Residência de Carlos Barth Júnior na Rua Santo Inácio, 229, projetada pelo arquiteto Karl Adolf Heinrich Siegert.
CASA WOSS
Uma casa, muitas histórias.
por Letícia Wierzchowski

Eu corri por muitos anos na minha vida, sempre serpenteando pelas ruazinhas do Moinhos de Vento. Correndo, passava todos os dias na frente do casarão da Santo Inácio, 229.

Sempre gostei desta casa, sempre gostei desta rua, e a minha simpatia tem um motivo literário – o escritor Ignácio de Loyola Brandão, batizado em nome do santo fundador da Companhia de Jesus, é uma das vozes brasileiras que mais admiro. Correr na calçada homônima, sombreada de árvores, um canto tão quieto em meio ao alarido da cidade, me trazia paz.

Às vezes, passando pela Santo Inácio, eu diminuía o ritmo por alguns momentos, caminhava, olhava os mosaicos de luz e sombra que o arvoredo fazia no chão; olhava as gentes na sua faina cotidiana – tirar o lixo, levar o cachorro a passear, varrer as flores dos jacarandás que colorem as nossas calçadas na primavera. Passava por ali, encantada, sem saber que aquele casarão, já quieto, com suas janelas fechadas como pálpebras de alguém que dorme, tinha tanta, mas tanta história para contar.

Agora, já não corro mais, mas ainda passo por ali frequentemente. E, numa das últimas vezes, parei diante da construção. Eu já sabia do passado que a casa discretamente guardava – a grande casa quieta, iluminada na noite de outono. Bonito como um relicário, o casarão estava ali, inocente de suas origens, palco de amores, de risos, de bailes, de crianças crescendo; não sabia ter nascido do encontro de dois homens na coberta de um navio que cruzava os oceanos no rumo da Alemanha.
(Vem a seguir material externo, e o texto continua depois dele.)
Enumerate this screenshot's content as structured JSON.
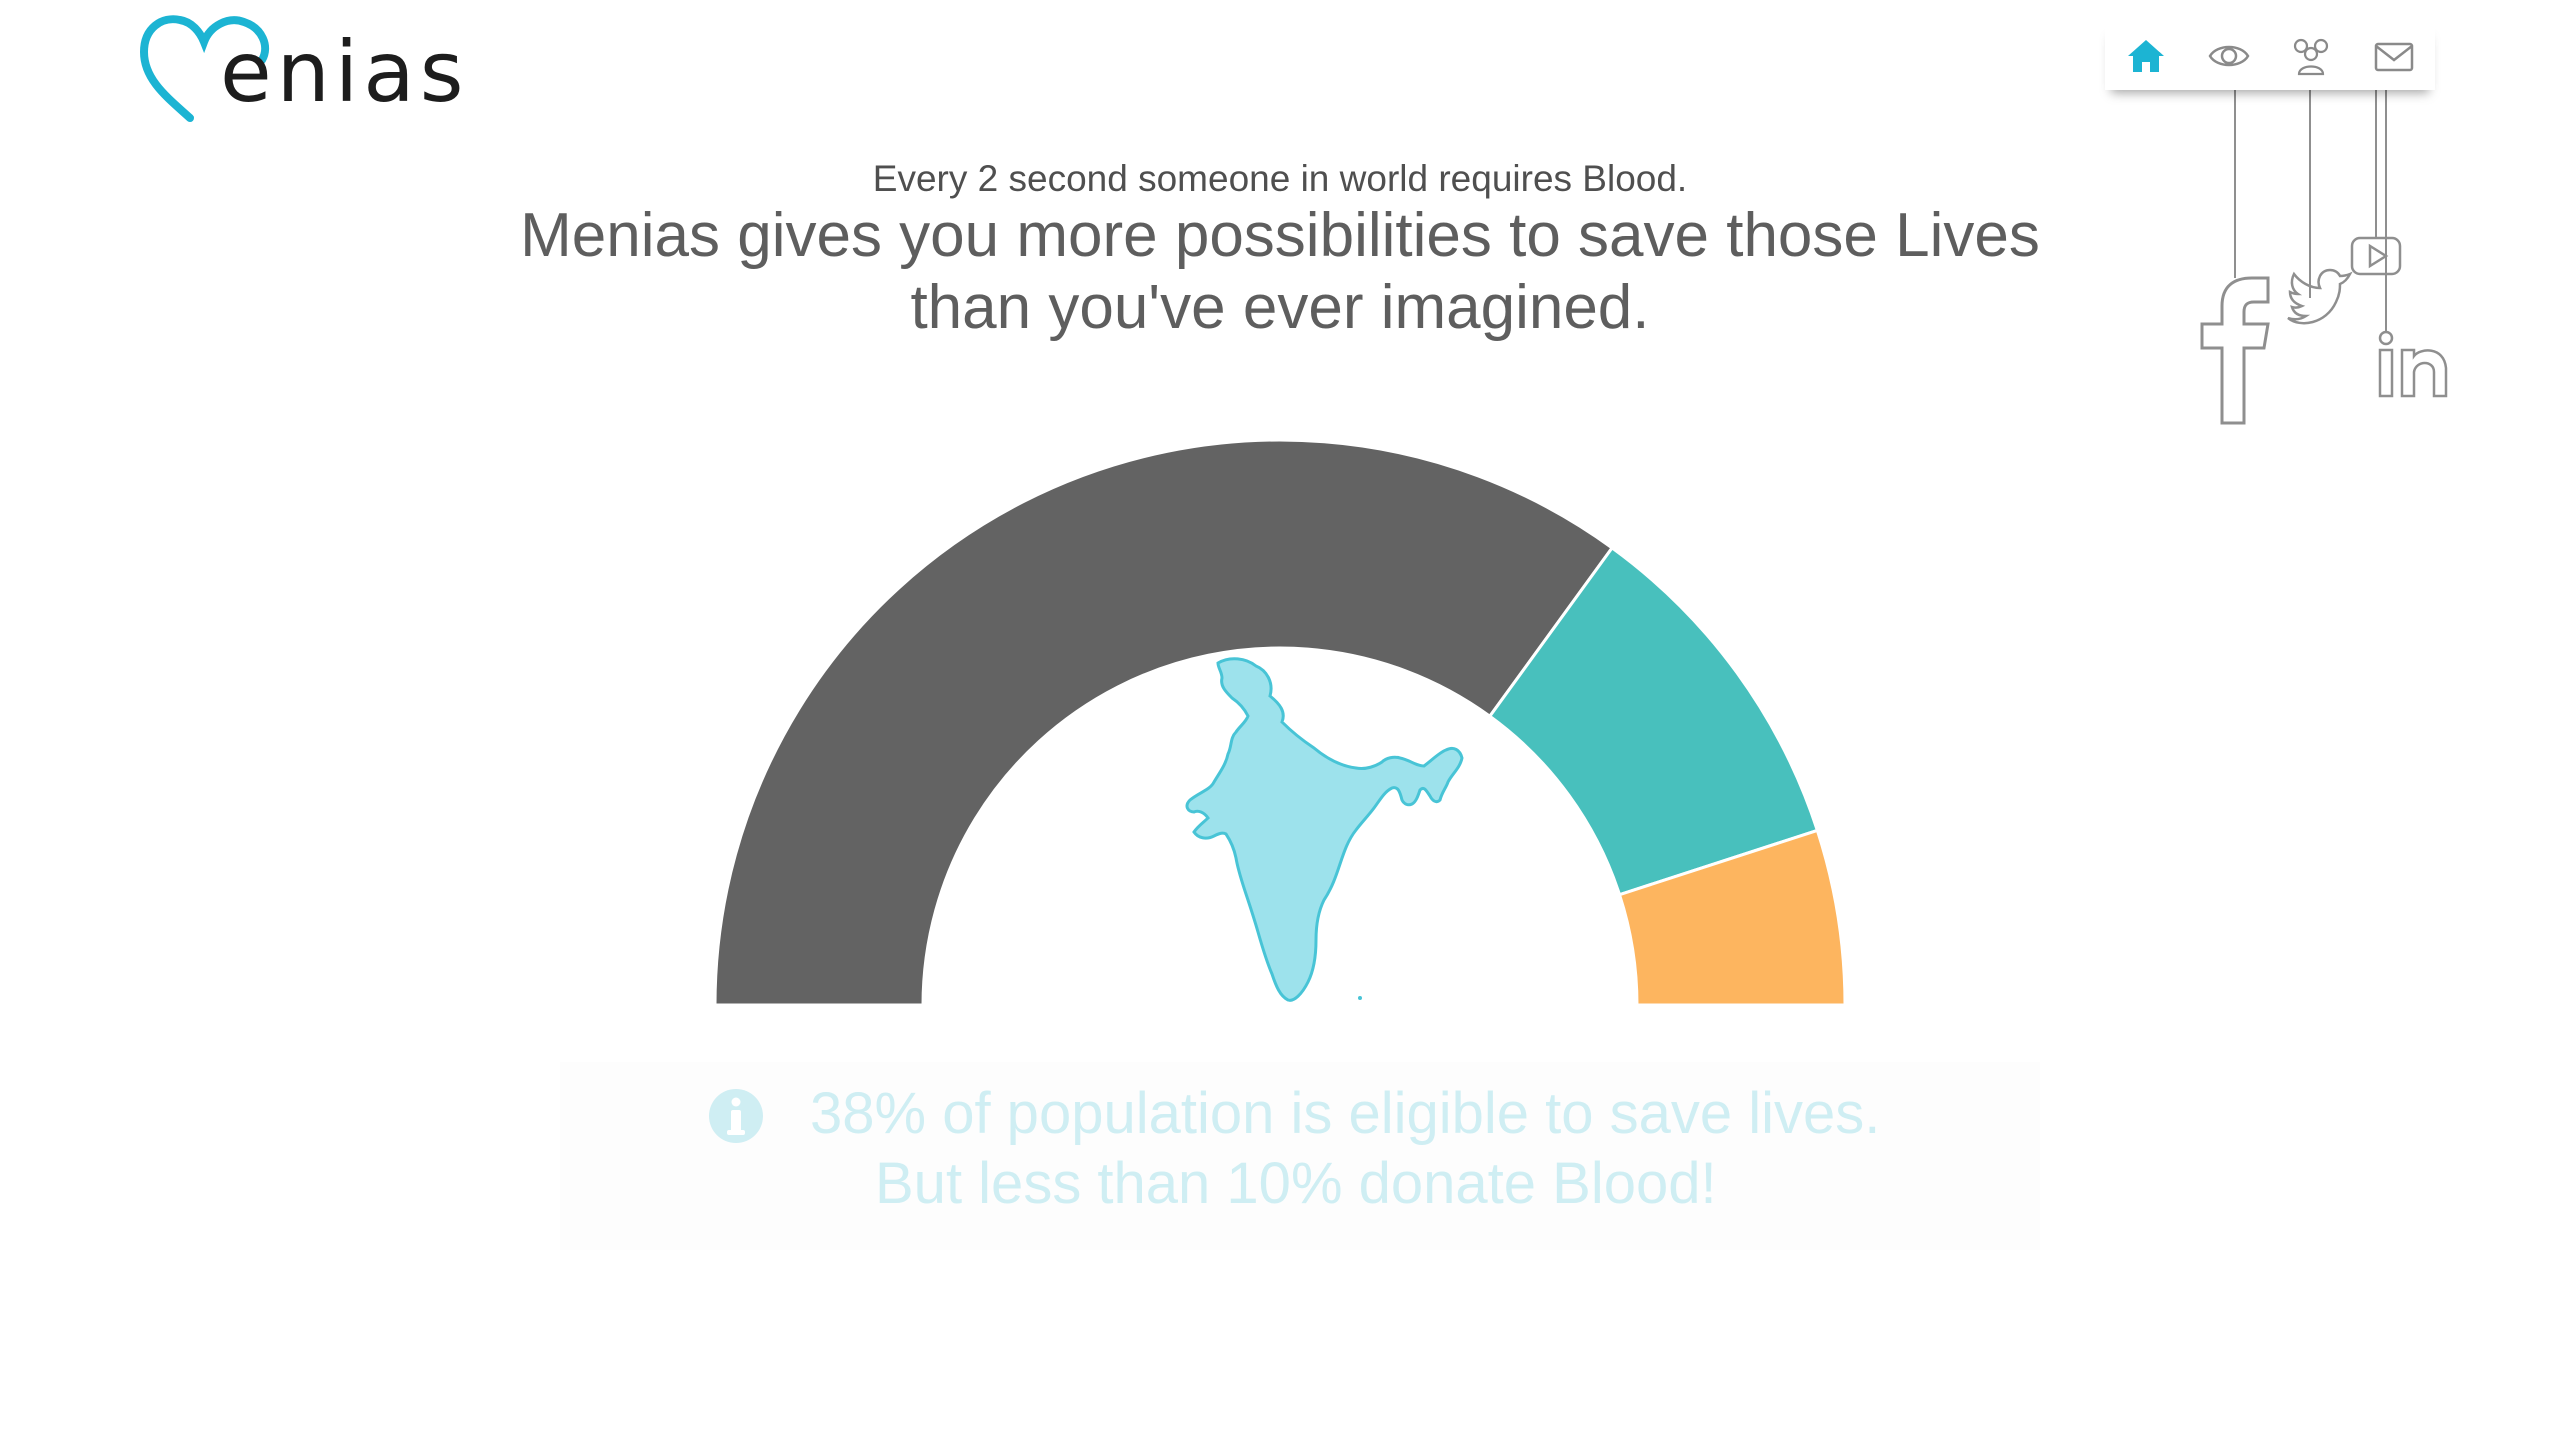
{
  "brand": {
    "logo_text": "enias"
  },
  "nav": {
    "items": [
      {
        "id": "home",
        "icon": "home-icon",
        "active": true
      },
      {
        "id": "about",
        "icon": "eye-icon",
        "active": false
      },
      {
        "id": "community",
        "icon": "group-icon",
        "active": false
      },
      {
        "id": "contact",
        "icon": "mail-icon",
        "active": false
      }
    ]
  },
  "social": [
    "facebook-icon",
    "twitter-icon",
    "youtube-icon",
    "linkedin-icon"
  ],
  "hero": {
    "subtitle": "Every 2 second someone in world requires Blood.",
    "headline_line1": "Menias gives you more possibilities to save those Lives",
    "headline_line2": "than you've ever imagined."
  },
  "chart_data": {
    "type": "pie",
    "style": "semi-donut",
    "series": [
      {
        "value": 70,
        "color": "#636363"
      },
      {
        "value": 20,
        "color": "#48c0bd"
      },
      {
        "value": 10,
        "color": "#fdb55f"
      }
    ],
    "center_image": "india-map"
  },
  "info": {
    "icon": "info-icon",
    "line1": "38% of population is eligible to save lives.",
    "line2": "But less than 10% donate Blood!"
  },
  "colors": {
    "accent": "#1cb4d3",
    "map": "#9de2ec",
    "map_stroke": "#48c4d6"
  }
}
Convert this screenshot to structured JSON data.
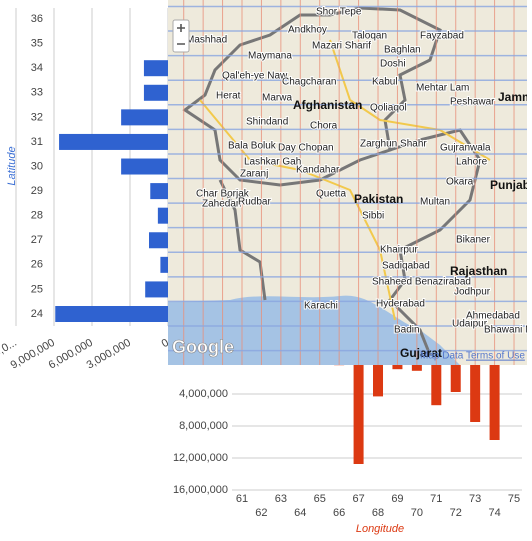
{
  "chart_data": [
    {
      "type": "bar",
      "horizontal": true,
      "axis_title": "Latitude",
      "categories": [
        "24",
        "25",
        "26",
        "27",
        "28",
        "29",
        "30",
        "31",
        "32",
        "33",
        "34",
        "35",
        "36"
      ],
      "values": [
        8900000,
        1800000,
        600000,
        1500000,
        800000,
        1400000,
        3700000,
        8600000,
        3700000,
        1900000,
        1900000,
        0,
        0
      ],
      "color": "#2f62d0",
      "title_color": "#3b6fd4",
      "xlim": [
        0,
        12000000
      ],
      "xticks": [
        {
          "value": 12000000,
          "label": "12,000,0..."
        },
        {
          "value": 9000000,
          "label": "9,000,000"
        },
        {
          "value": 6000000,
          "label": "6,000,000"
        },
        {
          "value": 3000000,
          "label": "3,000,000"
        },
        0
      ],
      "grid": true
    },
    {
      "type": "bar",
      "horizontal": false,
      "inverted": true,
      "axis_title": "Longitude",
      "categories": [
        "61",
        "62",
        "63",
        "64",
        "65",
        "66",
        "67",
        "68",
        "69",
        "70",
        "71",
        "72",
        "73",
        "74",
        "75"
      ],
      "values": [
        0,
        0,
        0,
        0,
        0,
        400000,
        12750000,
        4300000,
        900000,
        1100000,
        5400000,
        3750000,
        7500000,
        9750000,
        0
      ],
      "color": "#dc3912",
      "title_color": "#dc3912",
      "ylim": [
        0,
        16000000
      ],
      "yticks": [
        0,
        {
          "value": 4000000,
          "label": "4,000,000"
        },
        {
          "value": 8000000,
          "label": "8,000,000"
        },
        {
          "value": 12000000,
          "label": "12,000,000"
        },
        {
          "value": 16000000,
          "label": "16,000,000"
        }
      ],
      "grid": true
    }
  ],
  "map": {
    "labels": [
      "Shor Tepe",
      "Andkhoy",
      "Mazari Sharif",
      "Taloqan",
      "Fayzabad",
      "Baghlan",
      "Doshi",
      "Maymana",
      "Qal'eh-ye Naw",
      "Chagcharan",
      "Kabul",
      "Mehtar Lam",
      "Herat",
      "Marwa",
      "Afghanistan",
      "Qoliaqol",
      "Peshawar",
      "Shindand",
      "Chora",
      "Bala Boluk",
      "Day Chopan",
      "Zarghun Shahr",
      "Lashkar Gah",
      "Zaranj",
      "Kandahar",
      "Lahore",
      "Gujranwala",
      "Char Borjak",
      "Quetta",
      "Okara",
      "Zahedan",
      "Rudbar",
      "Pakistan",
      "Multan",
      "Sibbi",
      "Punjab",
      "Bikaner",
      "Khairpur",
      "Sadiqabad",
      "Shaheed Benazirabad",
      "Rajasthan",
      "Jodhpur",
      "Karachi",
      "Hyderabad",
      "Badin",
      "Udaipur",
      "Ahmedabad",
      "Bhawani Mandi",
      "Gujarat",
      "Jammu",
      "Mashhad",
      "Google",
      "Map Data",
      "Terms of Use"
    ]
  }
}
Mas foi assim mesmo, um encontro num navio foi a gênese do casarão de número 229 da rua Santo Inácio. Era, então, o entreguerras, e Carlos Barth Júnior, empresário dono da famosa loja “A Brasileira” no centro de Porto Alegre, morador do Moinhos de Vento, procurava alguém que lhe erguesse uma nova e mais ampla residência. Nesta viagem para a Europa, Barth conheceu o arquiteto Karl Adolf Heinrich Siegert, e achou o homem que necessitava.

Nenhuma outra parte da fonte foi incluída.